How can business intelligence improve marketing ROI?
Business intelligence connects marketing performance data with broader business metrics — revenue, customer lifetime value, margin, and retention. Without BI, marketing teams often optimise for surface-level metrics like clicks or conversions without understanding their actual impact on profitability. BI also improves data quality, which prevents costly decisions based on flawed or incomplete information. The most impactful BI work often involves making bad news visible faster — catching underperforming campaigns, data errors, or attribution problems before they compound.
What is applied phenomenology in marketing?

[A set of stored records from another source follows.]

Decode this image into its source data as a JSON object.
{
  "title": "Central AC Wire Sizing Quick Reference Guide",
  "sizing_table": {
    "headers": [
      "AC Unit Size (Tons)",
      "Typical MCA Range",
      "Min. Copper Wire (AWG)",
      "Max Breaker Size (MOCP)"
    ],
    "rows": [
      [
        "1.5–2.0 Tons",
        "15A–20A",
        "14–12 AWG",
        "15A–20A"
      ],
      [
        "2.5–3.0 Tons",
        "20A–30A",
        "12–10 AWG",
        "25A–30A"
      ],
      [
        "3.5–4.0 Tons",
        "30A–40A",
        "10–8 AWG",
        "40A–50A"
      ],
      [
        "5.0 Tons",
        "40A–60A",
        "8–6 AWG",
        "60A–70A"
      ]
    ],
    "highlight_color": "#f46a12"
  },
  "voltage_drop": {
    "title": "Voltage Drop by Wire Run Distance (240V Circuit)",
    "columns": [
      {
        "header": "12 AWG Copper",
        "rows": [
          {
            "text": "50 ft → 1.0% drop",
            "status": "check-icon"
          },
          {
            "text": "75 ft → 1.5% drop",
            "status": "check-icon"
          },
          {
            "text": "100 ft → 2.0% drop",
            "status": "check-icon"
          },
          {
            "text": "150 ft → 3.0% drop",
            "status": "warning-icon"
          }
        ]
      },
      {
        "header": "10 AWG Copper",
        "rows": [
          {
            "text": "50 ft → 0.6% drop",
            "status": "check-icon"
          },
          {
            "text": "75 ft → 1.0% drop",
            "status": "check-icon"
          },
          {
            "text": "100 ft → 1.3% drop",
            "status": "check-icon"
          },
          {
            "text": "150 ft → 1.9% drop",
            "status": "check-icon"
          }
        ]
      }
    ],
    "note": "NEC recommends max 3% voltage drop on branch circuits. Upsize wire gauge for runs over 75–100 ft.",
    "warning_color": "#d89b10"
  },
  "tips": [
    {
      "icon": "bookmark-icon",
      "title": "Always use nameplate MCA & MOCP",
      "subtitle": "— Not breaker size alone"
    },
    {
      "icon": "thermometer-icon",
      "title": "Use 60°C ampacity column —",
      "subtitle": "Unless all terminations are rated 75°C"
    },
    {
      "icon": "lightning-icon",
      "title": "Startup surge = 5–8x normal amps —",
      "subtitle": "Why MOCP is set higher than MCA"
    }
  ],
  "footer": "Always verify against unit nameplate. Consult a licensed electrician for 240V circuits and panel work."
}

Applied phenomenology is a qualitative research discipline that examines how people perceive and understand the world — not through surveys or data, but through the structures of experience itself. In marketing, it helps answer questions that analytics dashboards cannot: Why did a customer scroll past an offer they would have benefited from? How is the market interpreting a situation before rational analysis begins? It bridges the gap between what data says happened and what people actually experienced.
What should companies look for when hiring a data-driven marketer?
Three things matter more than technical skills: common sense, internal motivation, and the ability to question assumptions rather than just optimise within a given frame. Technical skills — running campaigns, analysing data, building dashboards — can be taught. What cannot be taught is the instinct to ask whether the data itself is reliable, whether the right questions are being asked, and whether the current approach makes sense from the customer perspective.
How are AI agents used in marketing and business automation?
AI agents automate workflows that would otherwise require hours of manual work — data analysis, content production, code development, and decision support. Unlike simple automation scripts, well-trained agents can handle ambiguity, learn from previous sessions, and adapt their approach based on context. The key challenge is not the technical setup but designing how the agent should interpret instructions and communicate results — which requires understanding how language and meaning actually work.
How do you assess advertising account performance?
Start with data quality — are the tracking and attribution systems actually reliable? Then examine cost efficiency across channels and campaigns, identify where budget is being wasted on low-intent audiences, and look for structural problems in campaign architecture. The most common issues are not dramatic failures but quiet inefficiencies: campaigns that perform well enough to avoid scrutiny but far below their potential.